Three quarters of the doctors quizzed also said they needed better online advice on treating patients with a learning disability and more help was needed.
Disability charity Mencap has claimed the NHS routinely fails to care for patients in line with the Equality Act and has criticised providers for poor standards.
Its chief exectutive Mark Goldring said: “It is clear from the GMC survey that many doctors recognise the care of people with a learning disability is simply not good enough. It is not right they continue to receive a poorer standard of healthcare than the rest of the population despite having greater health needs.”
The GMC also today launched a new online resource offering doctors practical advice for treating patients with learning disabilities.
Included within the website is advice on communicating with a patient, seeking consent and assessing an individual’s need.
Doctors can also gain a cerificate for doctors to demonstrate the skills they develop from using it.

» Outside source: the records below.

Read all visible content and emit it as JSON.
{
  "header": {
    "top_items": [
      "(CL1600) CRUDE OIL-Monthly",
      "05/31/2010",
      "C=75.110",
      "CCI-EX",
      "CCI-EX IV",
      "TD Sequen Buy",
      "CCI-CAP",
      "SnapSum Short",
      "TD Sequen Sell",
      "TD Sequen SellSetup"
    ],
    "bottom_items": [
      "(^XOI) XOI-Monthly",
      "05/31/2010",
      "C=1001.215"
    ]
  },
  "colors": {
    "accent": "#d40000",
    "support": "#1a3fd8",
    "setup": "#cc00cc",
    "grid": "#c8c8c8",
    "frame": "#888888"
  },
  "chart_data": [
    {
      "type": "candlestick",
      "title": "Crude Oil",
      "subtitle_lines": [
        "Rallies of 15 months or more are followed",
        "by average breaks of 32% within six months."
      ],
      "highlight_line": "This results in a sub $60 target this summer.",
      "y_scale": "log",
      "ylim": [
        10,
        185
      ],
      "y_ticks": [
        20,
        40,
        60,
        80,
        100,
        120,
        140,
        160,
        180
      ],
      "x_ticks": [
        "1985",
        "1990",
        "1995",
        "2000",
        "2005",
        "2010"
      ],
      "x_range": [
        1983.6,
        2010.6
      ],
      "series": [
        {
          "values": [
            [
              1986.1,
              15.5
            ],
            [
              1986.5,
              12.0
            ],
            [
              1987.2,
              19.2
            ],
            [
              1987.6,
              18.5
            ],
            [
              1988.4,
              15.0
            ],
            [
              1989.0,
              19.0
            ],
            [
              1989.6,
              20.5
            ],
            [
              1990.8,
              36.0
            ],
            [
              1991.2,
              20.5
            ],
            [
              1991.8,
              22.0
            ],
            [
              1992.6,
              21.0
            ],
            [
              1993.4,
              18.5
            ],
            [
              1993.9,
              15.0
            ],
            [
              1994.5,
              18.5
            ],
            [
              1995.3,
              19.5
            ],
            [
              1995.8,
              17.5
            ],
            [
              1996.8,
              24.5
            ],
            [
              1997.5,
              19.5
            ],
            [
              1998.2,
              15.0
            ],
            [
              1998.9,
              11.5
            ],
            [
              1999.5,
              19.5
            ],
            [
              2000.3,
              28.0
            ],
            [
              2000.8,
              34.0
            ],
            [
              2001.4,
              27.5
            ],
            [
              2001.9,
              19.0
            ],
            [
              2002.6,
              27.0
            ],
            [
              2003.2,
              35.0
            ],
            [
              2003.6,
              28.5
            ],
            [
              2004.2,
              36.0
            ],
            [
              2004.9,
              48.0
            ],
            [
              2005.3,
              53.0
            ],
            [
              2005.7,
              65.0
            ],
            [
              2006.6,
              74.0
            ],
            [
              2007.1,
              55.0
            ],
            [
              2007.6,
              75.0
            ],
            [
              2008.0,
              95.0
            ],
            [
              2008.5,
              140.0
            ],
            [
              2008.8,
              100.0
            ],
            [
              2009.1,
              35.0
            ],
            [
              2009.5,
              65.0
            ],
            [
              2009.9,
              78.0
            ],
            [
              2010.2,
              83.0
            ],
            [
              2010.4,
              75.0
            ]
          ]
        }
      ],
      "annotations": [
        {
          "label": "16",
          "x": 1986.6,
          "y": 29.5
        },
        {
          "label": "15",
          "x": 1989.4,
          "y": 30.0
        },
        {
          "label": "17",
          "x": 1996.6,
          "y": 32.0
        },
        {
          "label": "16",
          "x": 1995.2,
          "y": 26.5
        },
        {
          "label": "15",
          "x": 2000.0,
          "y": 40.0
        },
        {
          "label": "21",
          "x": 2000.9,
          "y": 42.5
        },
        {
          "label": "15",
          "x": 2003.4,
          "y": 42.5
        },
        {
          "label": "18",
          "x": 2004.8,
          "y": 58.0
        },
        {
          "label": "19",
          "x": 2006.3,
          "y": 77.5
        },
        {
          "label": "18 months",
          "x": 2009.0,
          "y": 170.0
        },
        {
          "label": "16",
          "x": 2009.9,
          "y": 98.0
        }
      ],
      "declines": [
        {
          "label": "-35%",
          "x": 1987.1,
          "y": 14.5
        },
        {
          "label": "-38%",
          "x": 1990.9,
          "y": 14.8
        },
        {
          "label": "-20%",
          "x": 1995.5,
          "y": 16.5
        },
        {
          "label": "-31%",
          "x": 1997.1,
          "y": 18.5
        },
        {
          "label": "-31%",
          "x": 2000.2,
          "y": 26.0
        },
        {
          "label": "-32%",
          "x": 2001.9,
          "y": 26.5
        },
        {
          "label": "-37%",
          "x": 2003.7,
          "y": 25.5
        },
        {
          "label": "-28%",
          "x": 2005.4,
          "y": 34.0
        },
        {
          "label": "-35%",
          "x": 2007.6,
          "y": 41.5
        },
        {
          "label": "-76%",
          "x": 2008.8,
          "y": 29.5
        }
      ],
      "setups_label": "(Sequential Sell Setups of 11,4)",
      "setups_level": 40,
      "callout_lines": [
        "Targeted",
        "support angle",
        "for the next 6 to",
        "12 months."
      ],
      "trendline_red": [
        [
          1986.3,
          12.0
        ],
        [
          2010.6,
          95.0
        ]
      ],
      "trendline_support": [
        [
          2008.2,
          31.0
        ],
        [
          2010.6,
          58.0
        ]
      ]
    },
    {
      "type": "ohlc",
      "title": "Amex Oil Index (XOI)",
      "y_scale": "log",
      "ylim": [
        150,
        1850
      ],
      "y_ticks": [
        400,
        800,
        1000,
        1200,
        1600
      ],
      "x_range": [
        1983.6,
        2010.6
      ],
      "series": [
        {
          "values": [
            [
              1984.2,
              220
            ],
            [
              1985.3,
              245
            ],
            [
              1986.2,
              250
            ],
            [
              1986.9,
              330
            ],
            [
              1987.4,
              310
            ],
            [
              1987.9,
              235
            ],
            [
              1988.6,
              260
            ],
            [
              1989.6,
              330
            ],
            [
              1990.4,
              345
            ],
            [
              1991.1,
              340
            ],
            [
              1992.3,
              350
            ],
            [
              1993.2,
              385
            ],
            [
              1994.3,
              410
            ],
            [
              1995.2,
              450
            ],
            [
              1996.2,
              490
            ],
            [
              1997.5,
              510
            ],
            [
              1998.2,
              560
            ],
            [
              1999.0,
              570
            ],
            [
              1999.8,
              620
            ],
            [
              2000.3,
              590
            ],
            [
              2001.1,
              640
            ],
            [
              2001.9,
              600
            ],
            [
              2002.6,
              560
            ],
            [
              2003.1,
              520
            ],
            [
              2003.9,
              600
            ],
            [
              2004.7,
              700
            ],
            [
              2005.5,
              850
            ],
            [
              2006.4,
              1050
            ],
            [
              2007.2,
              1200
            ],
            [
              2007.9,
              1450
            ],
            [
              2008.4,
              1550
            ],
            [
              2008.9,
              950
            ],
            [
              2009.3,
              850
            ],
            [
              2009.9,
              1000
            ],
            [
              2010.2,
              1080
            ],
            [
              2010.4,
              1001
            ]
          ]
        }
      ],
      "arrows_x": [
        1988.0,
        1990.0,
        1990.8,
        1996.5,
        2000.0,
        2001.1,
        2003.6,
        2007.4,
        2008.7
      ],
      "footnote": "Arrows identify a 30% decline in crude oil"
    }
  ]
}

Niall Dickson, chief executive of the General Medical Council, said: “We know that too often patients who have a learning disability receive poorer treatment and that sometimes health professionals fail to see past the patient’s disability to identify underlying physical problems.
“We hope this advice and support will be useful to doctors and others who want to make sure patients with learning disabilities are given the best possible care and treatment.”